2010 Palmer Cup
- Dates: 24–26 June 2010
- Venue: Royal Portrush Golf Club
- Location: Portrush, County Antrim, Northern Ireland
| Europe | 11 | 13 | United States |
- United States wins the Palmer Cup

= 2010 Palmer Cup =

Team golf competition in Northern Ireland

The 2010 Palmer Cup was held on 24–26 June 2010 at the Royal Portrush Golf Club in Portrush, County Antrim, Northern Ireland. The United States won 13–11.

==Format==
The format was revised with play being over three days rather than two. On Thursday, there were four matches of four-ball in the morning, followed by four foursomes matches in the afternoon. Eight singles matches were played on Friday, and eight more on Saturday. In all, 24 matches were played.

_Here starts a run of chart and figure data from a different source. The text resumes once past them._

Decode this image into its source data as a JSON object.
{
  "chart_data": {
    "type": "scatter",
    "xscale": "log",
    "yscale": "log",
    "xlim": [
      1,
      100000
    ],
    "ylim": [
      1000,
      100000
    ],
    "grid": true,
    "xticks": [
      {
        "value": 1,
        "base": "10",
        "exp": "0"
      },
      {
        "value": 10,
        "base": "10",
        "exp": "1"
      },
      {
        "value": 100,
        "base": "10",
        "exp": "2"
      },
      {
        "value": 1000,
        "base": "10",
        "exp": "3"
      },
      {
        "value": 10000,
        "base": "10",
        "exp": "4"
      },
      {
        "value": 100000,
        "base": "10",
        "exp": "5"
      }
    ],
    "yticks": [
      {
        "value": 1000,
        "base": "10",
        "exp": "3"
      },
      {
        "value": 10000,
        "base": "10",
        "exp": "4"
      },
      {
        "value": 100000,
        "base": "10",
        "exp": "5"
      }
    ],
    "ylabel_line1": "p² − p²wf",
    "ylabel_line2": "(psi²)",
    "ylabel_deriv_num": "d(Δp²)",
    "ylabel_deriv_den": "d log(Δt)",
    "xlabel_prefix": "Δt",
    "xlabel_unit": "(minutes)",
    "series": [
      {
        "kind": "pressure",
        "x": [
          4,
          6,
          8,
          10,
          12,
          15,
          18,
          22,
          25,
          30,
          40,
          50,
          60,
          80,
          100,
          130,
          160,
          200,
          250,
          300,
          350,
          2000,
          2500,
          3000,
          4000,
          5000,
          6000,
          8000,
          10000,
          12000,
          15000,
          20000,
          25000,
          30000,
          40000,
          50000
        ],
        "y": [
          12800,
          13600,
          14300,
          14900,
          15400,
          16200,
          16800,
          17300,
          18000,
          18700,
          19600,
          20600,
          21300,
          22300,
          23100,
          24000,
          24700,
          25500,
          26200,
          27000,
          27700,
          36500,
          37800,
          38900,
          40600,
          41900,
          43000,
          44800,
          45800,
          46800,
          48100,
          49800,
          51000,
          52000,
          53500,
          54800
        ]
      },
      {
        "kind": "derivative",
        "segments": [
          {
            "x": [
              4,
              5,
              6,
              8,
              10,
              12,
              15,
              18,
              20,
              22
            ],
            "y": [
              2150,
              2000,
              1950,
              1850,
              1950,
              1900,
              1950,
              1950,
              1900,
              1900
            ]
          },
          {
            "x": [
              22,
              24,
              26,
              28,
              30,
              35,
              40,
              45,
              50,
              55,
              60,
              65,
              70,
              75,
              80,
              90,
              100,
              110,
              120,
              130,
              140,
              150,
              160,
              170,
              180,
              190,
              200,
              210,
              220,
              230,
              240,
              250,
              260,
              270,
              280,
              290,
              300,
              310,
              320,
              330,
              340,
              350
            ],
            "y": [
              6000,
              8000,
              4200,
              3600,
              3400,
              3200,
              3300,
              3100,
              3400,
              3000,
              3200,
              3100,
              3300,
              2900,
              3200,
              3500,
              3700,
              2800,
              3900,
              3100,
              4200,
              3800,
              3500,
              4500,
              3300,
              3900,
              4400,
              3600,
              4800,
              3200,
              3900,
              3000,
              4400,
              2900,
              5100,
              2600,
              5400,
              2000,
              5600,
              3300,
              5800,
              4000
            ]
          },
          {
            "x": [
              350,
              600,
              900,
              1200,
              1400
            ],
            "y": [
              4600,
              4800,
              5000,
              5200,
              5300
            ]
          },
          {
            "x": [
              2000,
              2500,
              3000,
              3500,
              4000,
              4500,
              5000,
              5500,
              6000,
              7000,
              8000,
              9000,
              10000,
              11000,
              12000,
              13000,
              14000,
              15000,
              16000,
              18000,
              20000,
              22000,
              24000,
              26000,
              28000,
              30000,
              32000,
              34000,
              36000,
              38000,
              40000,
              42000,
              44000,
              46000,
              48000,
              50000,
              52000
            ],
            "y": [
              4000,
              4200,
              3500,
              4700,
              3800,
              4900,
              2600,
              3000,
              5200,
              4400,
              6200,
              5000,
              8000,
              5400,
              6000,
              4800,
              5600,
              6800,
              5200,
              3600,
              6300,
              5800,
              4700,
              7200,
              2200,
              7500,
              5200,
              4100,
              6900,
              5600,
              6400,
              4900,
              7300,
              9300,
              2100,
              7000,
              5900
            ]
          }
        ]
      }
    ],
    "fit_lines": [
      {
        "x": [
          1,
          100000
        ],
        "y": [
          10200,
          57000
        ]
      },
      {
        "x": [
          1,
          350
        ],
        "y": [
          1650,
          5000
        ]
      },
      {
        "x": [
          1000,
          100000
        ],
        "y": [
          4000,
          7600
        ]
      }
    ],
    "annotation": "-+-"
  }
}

Each of the 24 matches was worth one point in the larger team competition. If a match was all square after the 18th hole, each side earned half a point toward their team total. The team that accumulated at least 12½ points won the competition.

==Teams==
Eight college golfers from Europe and the United States participated in the event.

Europe
| Name | Country | College |
| Dean Robertson head coach | Scotland |  |
| Walle Danewid assistant coach | Sweden |  |
| James Byrne | Scotland | Arizona State |
| Rhys Enoch | Wales | East Tennessee State |
| Jesper Kennegård | Sweden | Arizona State |
| David Lingmerth | Sweden | Arkansas |
| Henrik Norlander | Sweden | Augusta State |
| Andrea Pavan | Italy | Texas A&M |
| Patrick Spraggs | England | Stirling |
| Pontus Widegren | Sweden | UCLA |

United States
| Name | College |
| Chris Zambri head coach | Southern California |
| Brian Sharp assistant coach | Virginia Tech |
| Tyson Alexander | Florida |
| John Chin | UC Irvine |
| David Chung | Stanford |
| Russell Henley | Georgia |
| Scott Langley | Illinois |
| Daniel Miernicki | Oregon |
| Corey Nagy | Charlotte |
| Jonathan Randolph | Mississippi |

==Thursday's matches==

===Morning four-ball===
| | Results | |
| Norlander/Widegren | EUR 4 & 3 | Langley/Nagy |
| Enoch/Pavan | EUR 3 & 2 | Chin/Miernicki |
| Lingmerth/Spraggs | USA 1 up | Chung/Randolph |
| Byrne/Kennegard | USA 3 & 1 | Alexander/Henley |
| 2 | Four-ball | 2 |
| 2 | Overall | 2 |

===Afternoon foursomes===
| | Results | |
| Enoch/Pavan | USA 1 up | Chin/Miernicki |
| Lingmerth/Spraggs | USA 5 & 4 | Chung/Randolph |
| Byrne/Widegren | USA 2 up | Langley/Nagy |
| Kennegard/Norlander | USA 1 up | Alexander/Henley |
| 0 | Foursomes | 4 |
| 2 | Overall | 6 |

==Friday's singles matches==
| | Results | |
| Henrik Norlander | EUR 1 up | Daniel Miernicki |
| David Lingmerth | EUR 2 & 1 | John Chin |
| Pontus Widegren | EUR 3 & 2 | Corey Nagy |
| Andrea Pavan | EUR 5 & 4 | Scott Langley |
| James Byrne | USA 4 & 3 | Jonathan Randolph |
| Rhys Enoch | USA 4 & 3 | David Chung |
| Patrick Spraggs | USA 2 & 1 | Tyson Alexander |
| Jesper Kennegard | EUR 2 & 1 | Russell Henley |
| 5 | Singles | 3 |
| 7 | Overall | 9 |

==Saturday's singles matches==
| | Results | |
| James Byrne | USA 5 & 3 | Daniel Miernicki |
| Henrik Norlander | USA 4 & 2 | David Chung |
| David Lingmerth | EUR 2 up | Jonathan Randolph |
| Pontus Widegren | EUR 6 & 5 | Corey Nagy |
| Patrick Spraggs | EUR 1 up | John Chin |
| Rhys Enoch | USA 1 up | Scott Langley |
| Andrea Pavan | EUR 2 & 1 | Tyson Alexander |
| Jesper Kennegard | USA 4 & 2 | Russell Henley |
| 4 | Singles | 4 |
| 11 | Overall | 13 |

==Michael Carter award==
The Michael Carter Award winners were Henrik Norlander and Daniel Miernicki.